Feasibility of Using Constellation Architecture or Robotic Missions for Servicing Existing and Future Spacecraft

"NASA will execute a robust study, led by Goddard Space Flight Center under the direction of the Space Operations Missions Directorate (SOMD). The planning activity began in May 2009 and a final report to Congress is due in September 2010."

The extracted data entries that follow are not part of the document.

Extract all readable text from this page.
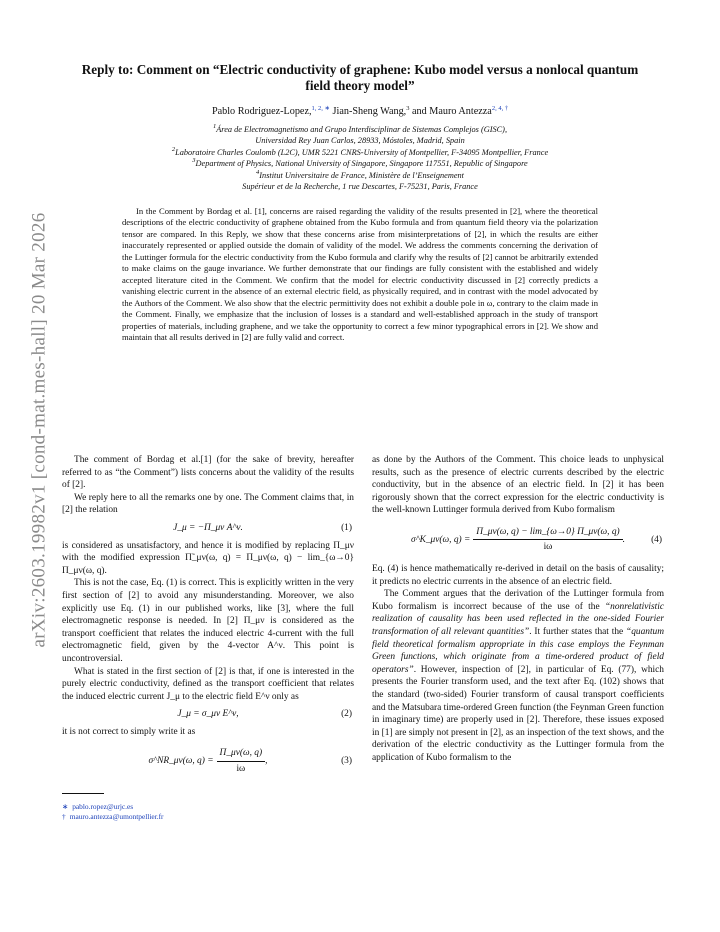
arXiv:2603.19982v1 [cond-mat.mes-hall] 20 Mar 2026
Reply to: Comment on “Electric conductivity of graphene: Kubo model versus a nonlocal quantum field theory model”
Pablo Rodriguez-Lopez,$^{1, 2, ∗}$ Jian-Sheng Wang,$^3$ and Mauro Antezza$^{2, 4, \dagger}$
$^1$Área de Electromagnetismo and Grupo Interdisciplinar de Sistemas Complejos (GISC),
Universidad Rey Juan Carlos, 28933, Móstoles, Madrid, Spain
$^2$Laboratoire Charles Coulomb (L2C), UMR 5221 CNRS-University of Montpellier, F-34095 Montpellier, France
$^3$Department of Physics, National University of Singapore, Singapore 117551, Republic of Singapore
$^4$Institut Universitaire de France, Ministère de l’Enseignement
Supérieur et de la Recherche, 1 rue Descartes, F-75231, Paris, France
In the Comment by Bordag et al. [1], concerns are raised regarding the validity of the results presented in [2], where the theoretical descriptions of the electric conductivity of graphene obtained from the Kubo formula and from quantum field theory via the polarization tensor are compared. In this Reply, we show that these concerns arise from misinterpretations of [2], in which the results are either inaccurately represented or applied outside the domain of validity of the model. We address the comments concerning the derivation of the Luttinger formula for the electric conductivity from the Kubo formula and clarify why the results of [2] cannot be arbitrarily extended to make claims on the gauge invariance. We further demonstrate that our findings are fully consistent with the established and widely accepted literature cited in the Comment. We confirm that the model for electric conductivity discussed in [2] correctly predicts a vanishing electric current in the absence of an external electric field, as physically required, and in contrast with the model advocated by the Authors of the Comment. We also show that the electric permittivity does not exhibit a double pole in ω, contrary to the claim made in the Comment. Finally, we emphasize that the inclusion of losses is a standard and well-established approach in the study of transport properties of materials, including graphene, and we take the opportunity to correct a few minor typographical errors in [2]. We show and maintain that all results derived in [2] are fully valid and correct.

The comment of Bordag et al.[1] (for the sake of brevity, hereafter referred to as “the Comment”) lists concerns about the validity of the results of [2].

We reply here to all the remarks one by one. The Comment claims that, in [2] the relation

J_μ = −Π_μν A^ν.	(1)

is considered as unsatisfactory, and hence it is modified by replacing Π_μν with the modified expression Π̃_μν(ω, q) = Π_μν(ω, q) − lim_{ω→0} Π_μν(ω, q).

This is not the case, Eq. (1) is correct. This is explicitly written in the very first section of [2] to avoid any misunderstanding. Moreover, we also explicitly use Eq. (1) in our published works, like [3], where the full electromagnetic response is needed. In [2] Π_μν is considered as the transport coefficient that relates the induced electric 4-current with the full electromagnetic field, given by the 4-vector A^ν. This point is uncontroversial.

What is stated in the first section of [2] is that, if one is interested in the purely electric conductivity, defined as the transport coefficient that relates the induced electric current J_μ to the electric field E^ν only as

J_μ = σ_μν E^ν,	(2)

it is not correct to simply write it as

σ^NR_μν(ω, $q) = \frac{\Pi\_\mu\nu(\omega, q)}{i\omega}$ ,	(3)
∗ pablo.ropez@urjc.es
† mauro.antezza@umontpellier.fr

as done by the Authors of the Comment. This choice leads to unphysical results, such as the presence of electric currents described by the electric conductivity, but in the absence of an electric field. In [2] it has been rigorously shown that the correct expression for the electric conductivity is the well-known Luttinger formula derived from Kubo formalism

σ^K_μν(ω, $q) = \frac{\Pi\_\mu\nu(\omega, q) - \lim\_\{\omega\to 0\} \Pi\_\mu\nu(\omega, q)}{i\omega}$ .	(4)

Eq. (4) is hence mathematically re-derived in detail on the basis of causality; it predicts no electric currents in the absence of an electric field.

The Comment argues that the derivation of the Luttinger formula from Kubo formalism is incorrect because of the use of the “nonrelativistic realization of causality has been used reflected in the one-sided Fourier transformation of all relevant quantities”. It further states that the “quantum field theoretical formalism appropriate in this case employs the Feynman Green functions, which originate from a time-ordered product of field operators”. However, inspection of [2], in particular of Eq. (77), which presents the Fourier transform used, and the text after Eq. (102) shows that the standard (two-sided) Fourier transform of causal transport coefficients and the Matsubara time-ordered Green function (the Feynman Green function in imaginary time) are properly used in [2]. Therefore, these issues exposed in [1] are simply not present in [2], as an inspection of the text shows, and the derivation of the electric conductivity as the Luttinger formula from the application of Kubo formalism to the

Keith's note: It has been more than a year since the meeting. The On-Orbit Satellite Servicing Study Project Report was posted recenty (18 June) here. But NASA GSFC never bothered to tell anyone that it had been posted - nor did they bother to link from the page that announced the study. But according to this page "An internal Project Report captures the work performed under the congressional mandate. SSCO's report to Congress is currently under review." So they have yet to deliver the report to Congress - and the report was due for delivery 10 months ago.

Aquarius/SAC-D Launched

Aquarius/SAC-D Launched

"With a burst of light, the United Launch Alliance Delta II rocket carrying the Aquarius/SAC-D spacecraft lifted off June 10, 2011 at 7:20 a.m. PDT (10:20 a.m. EDT) from NASA's Space Launch Complex 2 at Vandenberg Air Force Base in California."

NASA Launches Space-Based Saline Solution, OSTP

"Aquarius is the product of an international collaborative effort between NASA and the Argentine space agency, with contributions by Canada, France, Brazil, and Italy. This new capability will enhance and complement the European Space Agency's Soil Moisture and Ocean Salinity satellite designed primarily to measure soil moisture."

Keith's note: There is a memorial banner on the launch tower that reads "In memory of our colleague and friend Hal Chase - the ULA Team". Hal Chase was a ULA employee at VAFB and passed away recently.